Yesterday, I picked up some cotton balls during my weekly grocery run. I pictured making diagrams of cloud shapes with glue this morning.
Today didn't go exactly as planned. The baby is fussy from her new molars, and needed extra attention during her morning nap. Meanwhile, my older kids are especially maniac after a non-nap for three days trip to Grandmas. I helped Hannah find the glue and clear off a section of our kitchen table. Then Maria woke herself up with a wail. By the time, I got Maria back to sleep, Hannah had torn open the cotton ball bag herself and was busy in her own project. She had no interest in my tutorial of how to make a neat diagram of cloud types.
Three weeks ago, "No Mom, I don't need you here!" would have thrown me. But now, I'm a new girl. I decided that I was really interested in learning Jon's theory of cloud height, so I went on the computer myself. I found a diagram of fog, culumus, stratus, and cirrus clouds. I wrote down their names and Latin meaning.

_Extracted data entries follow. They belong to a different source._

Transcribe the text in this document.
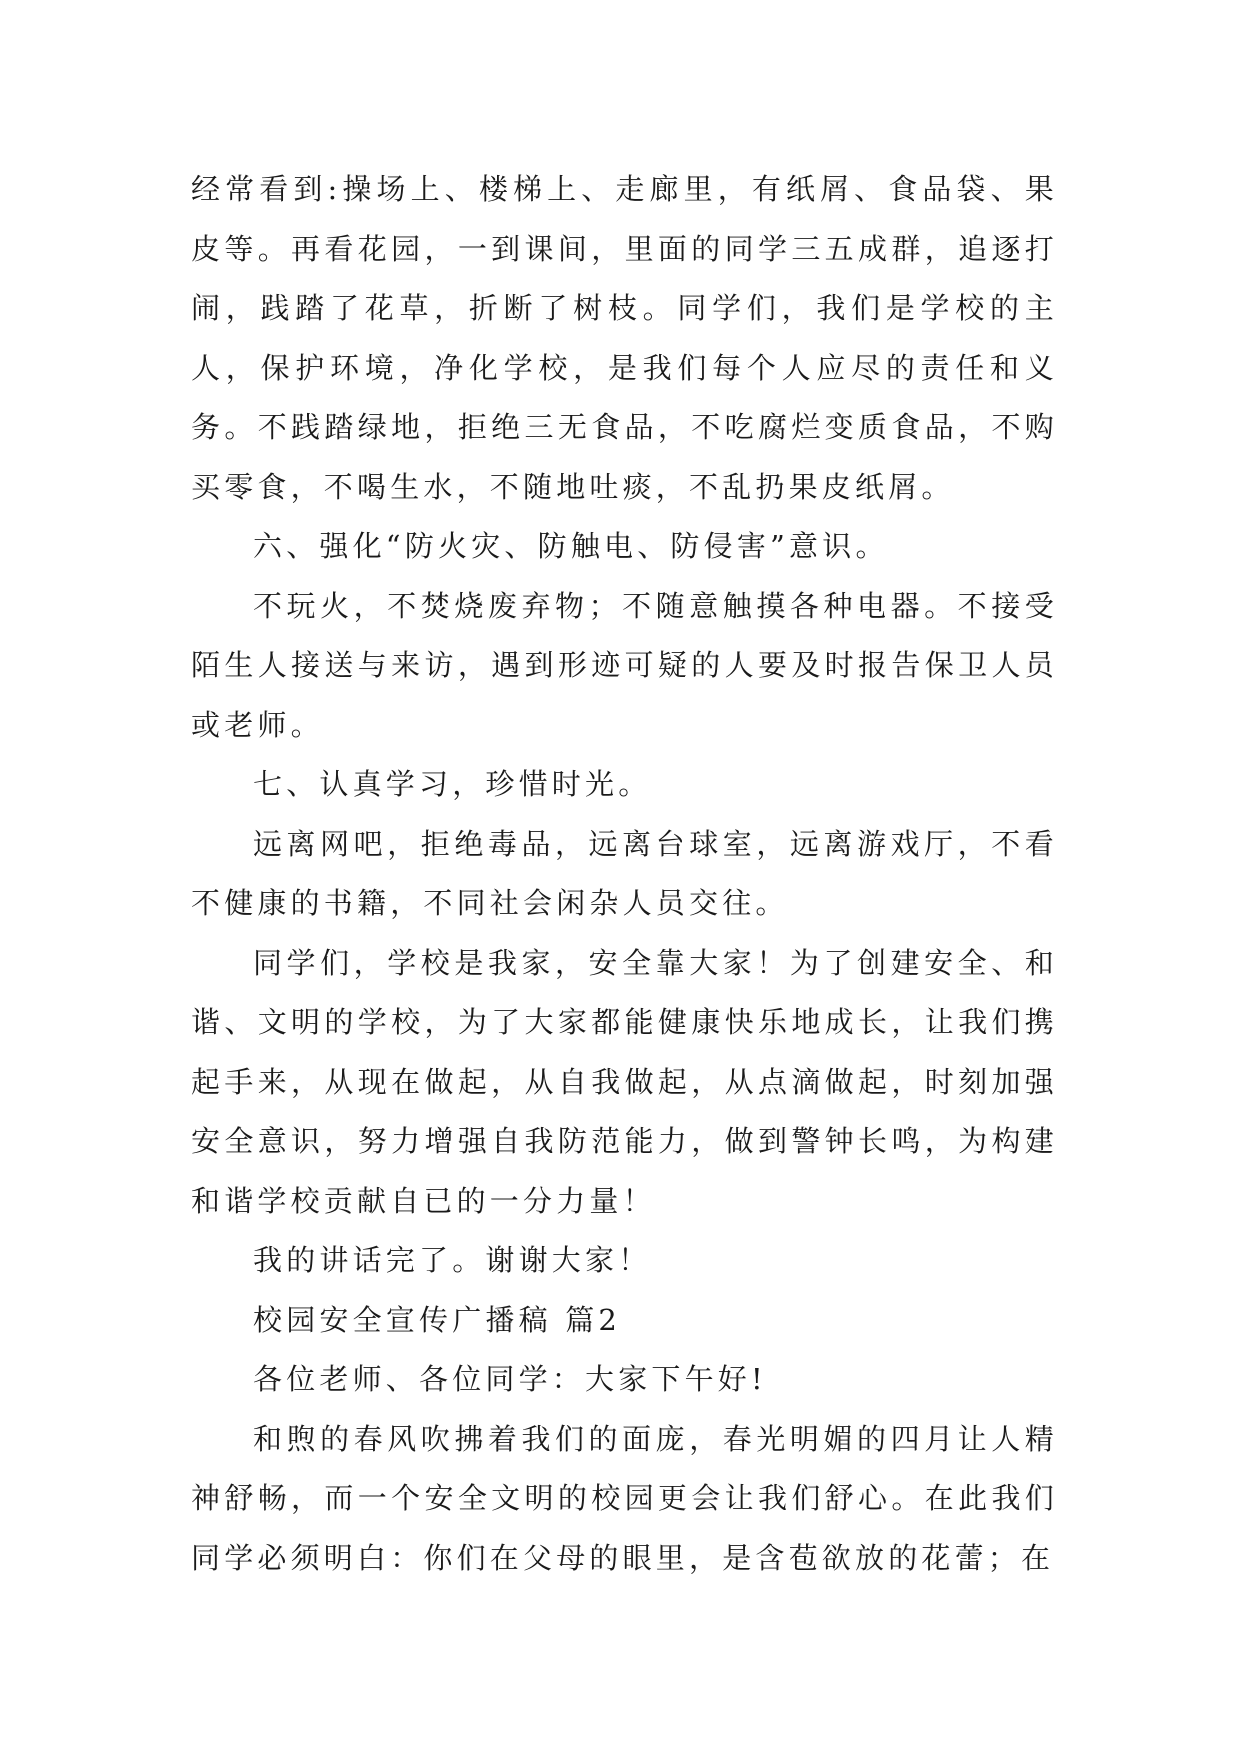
经常看到:操场上、楼梯上、走廊里，有纸屑、食品袋、果皮等。再看花园，一到课间，里面的同学三五成群，追逐打闹，践踏了花草，折断了树枝。同学们，我们是学校的主人，保护环境，净化学校，是我们每个人应尽的责任和义务。不践踏绿地，拒绝三无食品，不吃腐烂变质食品，不购买零食，不喝生水，不随地吐痰，不乱扔果皮纸屑。

六、强化“防火灾、防触电、防侵害”意识。

不玩火，不焚烧废弃物；不随意触摸各种电器。不接受陌生人接送与来访，遇到形迹可疑的人要及时报告保卫人员或老师。

七、认真学习，珍惜时光。

远离网吧，拒绝毒品，远离台球室，远离游戏厅，不看不健康的书籍，不同社会闲杂人员交往。

同学们，学校是我家，安全靠大家！为了创建安全、和谐、文明的学校，为了大家都能健康快乐地成长，让我们携起手来，从现在做起，从自我做起，从点滴做起，时刻加强安全意识，努力增强自我防范能力，做到警钟长鸣，为构建和谐学校贡献自已的一分力量！

我的讲话完了。谢谢大家！

校园安全宣传广播稿 篇2

各位老师、各位同学：大家下午好!

和煦的春风吹拂着我们的面庞，春光明媚的四月让人精神舒畅，而一个安全文明的校园更会让我们舒心。在此我们同学必须明白：你们在父母的眼里，是含苞欲放的花蕾；在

I asked to borrow some unused cotton balls and set up my own cloud project on the dining room table. In a few minutes, Hannah, Alex and I had a lively conversation going on about our various cloud drawings. I pasted some "fog" and drew a car that went into the fog. Alex had pasted clouds over a series of volcanos. Hannah drew flowers under her clouds, since flowers like rain. We talked about rain and plants, which eventually became a spring board discussion into what plants can live in a desert. Hannah and Alex took a look at my cloud drawing, just like I kept stopping my work to look at their projects.
My next drawing was a diagram of the water cycle. I pictured Hannah copying this for her school portfolio. (Alex by this time was off exploring Twister video clips on You Tube.) Instead, Hannah made up her own diagram. It's lots of different clouds with arrows pointing to them. She talks about "first this cloud turns into that cloud, and then it turns into this cloud." There are about nine clouds with various arrows in different colors pointing at each other. At first, I'm tempted to correct her knowledge "No, only cumulus clouds turn into cumulunimbus (rainclouds)."
Then I had this memory of my first few weeks of law school. At the beginning, we had to master the rubic of "logic".We read difficult, dense case law and then tried to make up our own evaluations of new situations, this incident is like that case, not this one. Because the whole legal structure was new, our beginning arguments didn't make much sense. Our "baby law talk" went sort of like "a tomato is like a stop light because they are both red." I remember this period in class when I actually had to cover my ears during most of my classmates questions since their theories were so wild that it would mess up my own teeny understanding of Civil Procedure or Torts. All of this babble was important, however. We had to practice how to "argue" as lawyers, before we could understand the content of our classes. In otherwords, we built a mental framework of what a logical argument was, and then went back and filled it in with specific knowledge from our class.
I realize that this is what my five year old is doing with science. She knows that you create a visual diagram where information goes in a certain way. She wants to copy a flow-chart as a concept. She wants to practice the art of a presentation. She knows that clouds have different names, but she's not ready to memorize them yet. If I let Hannah mess around with glue and crayons in her own way on her own time, my reward is hearing "This is fun Mom! I love studying clouds." In Hannah's mind, a morning spent with cloud is even more fun than all the new toys at Grandma's house.
Such a sweet day with my own budding meterologist!